Mrs Rebecca Lindon, (b 1821) besides being the owner of her own employment agency for servants as well as the mother to 17 children, was the official "green" pig's bladder inflator. Blowing pig's bladders was not without its hazards. If the pig was diseased, it was going into Mrs Lindon's lungs. Eventually Mrs Lindon blew on enough infected pig's bladders to fall ill and consequently die.

Around 1862 Lindon sought a safer substitute to the pig's bladder and came up with the India rubber bladder as an alternative. India rubber was too tough to inflate by mouth and after seeing an ordinary medical Ear Syringe he produced a larger brass version to blow up his footballs, which he demonstrated, and won medals for, at an exhibition in London.

This allowed the production of the first round ball, though it still had a button at each end of the ball to hold the stitching together, at the point where the leather panels met. "Buttonless balls" became a prime selling point for suppliers and manufacturers by the 1880s.

The Rugby School boys still wanted an oval ball produced to distinguish their hand and foot game from association football, so Lindon created a bladder design which allowed a more egg-shaped buttonless ball to be manufactured. This was the first specifically designed four-panel rugby ball and the start of size standardisation.

By 1861 Richard Lindon was recognised as the principal Foot-Ball Maker to Rugby School, Oxford, Cambridge, and Dublin Universities. Lindon's "Big-Side Match Ball" was recognised as the true rugby ball and was successfully manufactured by both Richard Lindon and subsequently, his son, Hughes John Lindon for 50 years.

Lindon did not patent his ball, his bladder or his pump.

== Death ==

On 10 June 1887, he died in his own home.

== Richard Lindon & Co. ==

Richard Lindon & Co. (Rugby, England) hold the Registered Design for the Original Punt-about ButtonBall. A rugby ball hand stitched to the same standards and texture as the 1850s original is displayed in the museum at Rugby School.

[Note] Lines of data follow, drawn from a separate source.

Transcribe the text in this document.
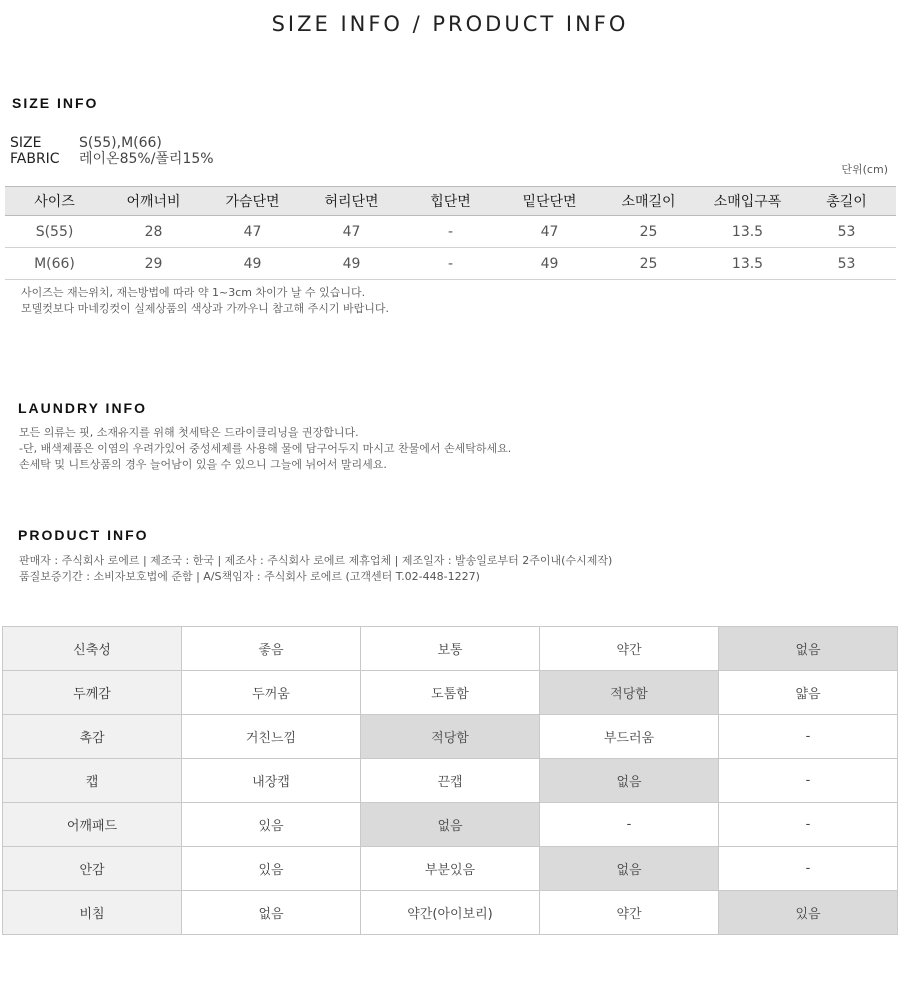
SIZE INFO / PRODUCT INFO
SIZE INFO
SIZE	S(55),M(66)
FABRIC 레이온85%/폴리15%
단위(cm)
사이즈	어깨너비	가슴단면	허리단면	힙단면	밑단단면	소매길이	소매입구폭	총길이
S(55)	28	47	47	-	47	25	13.5	53
M(66)	29	49	49	-	49	25	13.5	53
사이즈는 재는위치, 재는방법에 따라 약 1~3cm 차이가 날 수 있습니다.
모델컷보다 마네킹컷이 실제상품의 색상과 가까우니 참고해 주시기 바랍니다.
LAUNDRY INFO
모든 의류는 핏, 소재유지를 위해 첫세탁은 드라이클리닝을 권장합니다.
-단, 배색제품은 이염의 우려가있어 중성세제를 사용해 물에 담구어두지 마시고 찬물에서 손세탁하세요.
손세탁 및 니트상품의 경우 늘어남이 있을 수 있으니 그늘에 뉘어서 말리세요.
PRODUCT INFO
판매자 : 주식회사 로에르 | 제조국 : 한국 | 제조사 : 주식회사 로에르 제휴업체 | 제조일자 : 발송일로부터 2주이내(수시제작)
품질보증기간 : 소비자보호법에 준함 | A/S책임자 : 주식회사 로에르 (고객센터 T.02-448-1227)
신축성	좋음	보통	약간	없음
두께감	두꺼움	도톰함	적당함	얇음
촉감	거친느낌	적당함	부드러움	-
캡	내장캡	끈캡	없음	-
어깨패드	있음	없음	-	-
안감	있음	부분있음	없음	-
비침	없음	약간(아이보리)	약간	있음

Around 1854 at Rugby School, the ball was kicked high in the air, dropped down a disused chimney and was lost behind wooden panels for over a century and a half. A hybrid 7-panel ButtonBall, made before the split between the Rugby Football Union and Football Association, it is the world's oldest known "template" ball, inflated with an India-rubber bladder which revolutionised ball manufacture and allowed the spread of the game throughout the world. It is the only original known to survive. This Punt-about ButtonBall holds the remains of one of Richard Lindon's India Rubber inflatable bladders and resembles the shape of the earliest plum rugby ball. The "panel and button" design led to the creation the first soccer balls.